Why there's a ± on it

AI answers vary from one run to the next. A single answer is an anecdote, not a measurement, so we sample and we publish the uncertainty alongside the number — you'll see something like “±9 pts, 30 prompts × 4 engines × 5 runs”.

One subtlety worth knowing, because it's why our band is wider than a naive calculation would give: repeated runs of the same question on the same engine tend to agree with each other, so they aren't independent evidence. We compute the confidence band over the number of distinct prompt-and-engine cells, not over the raw run count. Runs still tighten the band — a cell with five agreeing runs is a firmer data point than one with a single answer — but we won't let a big run count pretend to a precision the sample doesn't have.

The practical rule: if the band is wider than the change you're looking at, you haven't measured a change. Broaden the sample with more prompts before you conclude anything.

Not cited · behind · even · ahead

The result lands in one of four buckets, and the bucket is what to act on:

BucketWhat it meansWhat to do
Not citedYou appeared in none of the answers we tested, but your rivals did.Check the crawlers first, before you write a word. Step one →
BehindYou appear, but well below the leader.Publish answer-first content on the specific prompts you're losing.
EvenYou're roughly level with the top rival.Push on the prompts where they're named and you aren't.
AheadYou're the most-named name in your category.Keep the content fresh. This position decays.

Beneath the headline, the check also lists the individual questions where a rival was recommended and you weren't — with the engine that recommended them. Those are the most actionable rows in the whole product: each one is a specific question, a known asker, and a competitor already answering it.
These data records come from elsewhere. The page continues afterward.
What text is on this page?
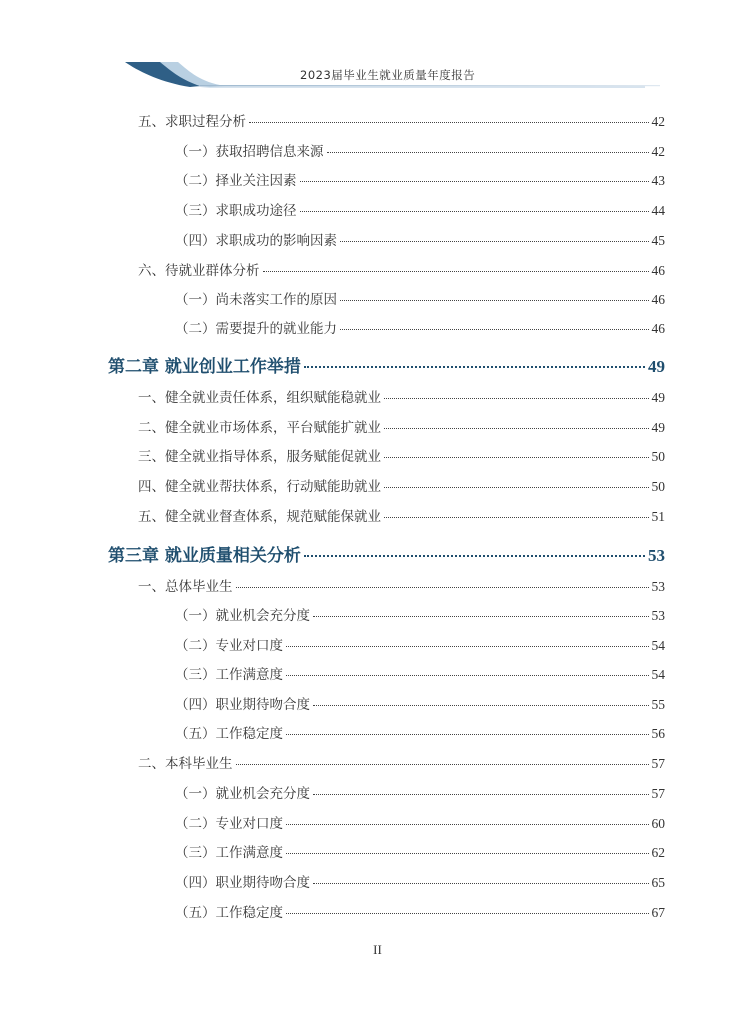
2023届毕业生就业质量年度报告
五、求职过程分析	42
（一）获取招聘信息来源	42
（二）择业关注因素	43
（三）求职成功途径	44
（四）求职成功的影响因素	45
六、待就业群体分析	46
（一）尚未落实工作的原因	46
（二）需要提升的就业能力	46
第二章 就业创业工作举措	49
一、健全就业责任体系，组织赋能稳就业	49
二、健全就业市场体系，平台赋能扩就业	49
三、健全就业指导体系，服务赋能促就业	50
四、健全就业帮扶体系，行动赋能助就业	50
五、健全就业督查体系，规范赋能保就业	51
第三章 就业质量相关分析	53
一、总体毕业生	53
（一）就业机会充分度	53
（二）专业对口度	54
（三）工作满意度	54
（四）职业期待吻合度	55
（五）工作稳定度	56
二、本科毕业生	57
（一）就业机会充分度	57
（二）专业对口度	60
（三）工作满意度	62
（四）职业期待吻合度	65
（五）工作稳定度	67
II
They open straight into BlogCraft.

What it costs, and what it needs

  • The first check on each brand is free. After that, a check draws on your credit balance — the size of the draw depends on how many prompts and engines you choose (runs are free). See what things cost →
  • One check per brand per day. Try to run a second and you'll be told to come back tomorrow. Share-of-voice doesn't move hour to hour, and re-running it wouldn't tell you anything new.
  • At least one competitor is required. Without one there's nothing to take share from, and the component can't run.
  • It's manual. Nothing schedules itself. If you want a monthly reading, you have to run it monthly.
// A BIG MATRIX HAS A CEILING ON TIME

A large check has a wall-clock limit. If an engine is slow and some answers don't come back in time, those answers simply don't count toward the sample — which shows up as a wider ± band. We'd rather widen the band than quietly invent the missing answers.